Ils posteront la photo, qui sera likée parce que les algorithmes apprécient le contraste et savent reconnaître “les colonnes de Buren”. Moi je préfère y observer les gamins qui jouent, ils ne semblent pas alors souffrir l'influence du monde, comme ces deux mômes qui semblent si sages entre lecture et contemplation.


En 1985 quand la cour d’honneur servait de parking aux employés du conseil constitutionnel, quelques comités avec tout ce qu’ils comptaient de sommités, avaient émis un avis négatif, l’œuvre envisagée serait trop moderne, trop intello. Sales gauchistes. Et aujourd’hui des influenceurs en marinière, ni modernes ni intello.
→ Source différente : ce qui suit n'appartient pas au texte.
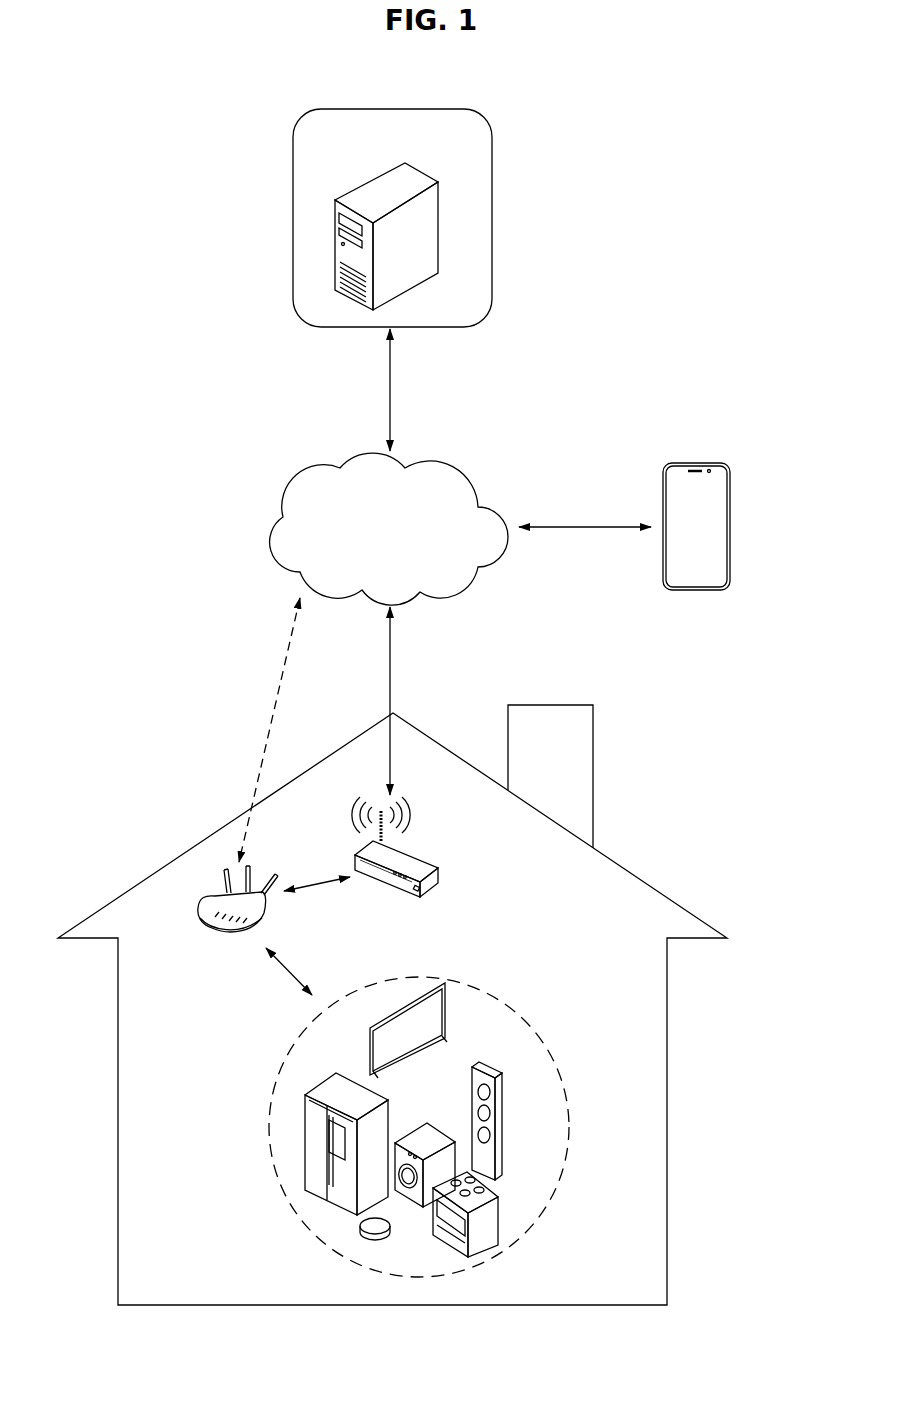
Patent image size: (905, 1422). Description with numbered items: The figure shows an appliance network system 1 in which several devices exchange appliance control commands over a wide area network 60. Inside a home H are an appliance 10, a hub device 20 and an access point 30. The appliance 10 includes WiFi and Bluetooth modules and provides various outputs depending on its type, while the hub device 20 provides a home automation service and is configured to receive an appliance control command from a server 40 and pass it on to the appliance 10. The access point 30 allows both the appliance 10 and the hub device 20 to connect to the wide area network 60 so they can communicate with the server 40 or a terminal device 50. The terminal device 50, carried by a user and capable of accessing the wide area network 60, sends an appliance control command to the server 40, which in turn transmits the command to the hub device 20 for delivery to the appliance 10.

Et l’œuvre qui est toujours là, dont on se dit que ce sera l’une des scènes parfaites où se joueront des concerts hommages le jour où Jack Lang ne sera plus.

Je n’y vais que rarement pour les colonnes, je fuis la cour d’honneur, j’y accélère le pas, trop pressé de voir si les musiciens ont pris possession de la place Colette, trop content de pouvoir flâner dans le jardin que je traverse méthodiquement en quelques allers retours pour ne rien en rater. Ce jour-là il y avait les musiciens sur la place Colette, il y avait une danseuse sous le péristyle de Montpensier, sans qu’on sache vraiment si l’on est dans ou sous un péristyle, enfin, moi je n’en sais rien. Il y avait la vie moderne et bruyante, joyeuse, loin des bisbilles des années 80. J’aime l’ambiance de ce jardin depuis toujours, depuis mon toujours, une vingtaine d’années de vie parisienne, et tellement de samedis après midis entre les passages du 2eme et la place Colette, dans un parcours millimétré que je répète à l’envie sans que l’envie ne s’estompe jamais vraiment, sûrement ma manière de ne pas être sous influence tout en restant bien dans mon époque.

Une semaine après ces photos, c’était la fête de la musique, Ibrahim Maalouf jouait dans le jardin du Palais Royal plein à ras bords, c’était une belle soirée, une soirée où le collectif fabriquait des souvenirs, c’était un moment précieux, à l’image de ce mois de juin 2015 et des souvenirs que je m’y suis créé.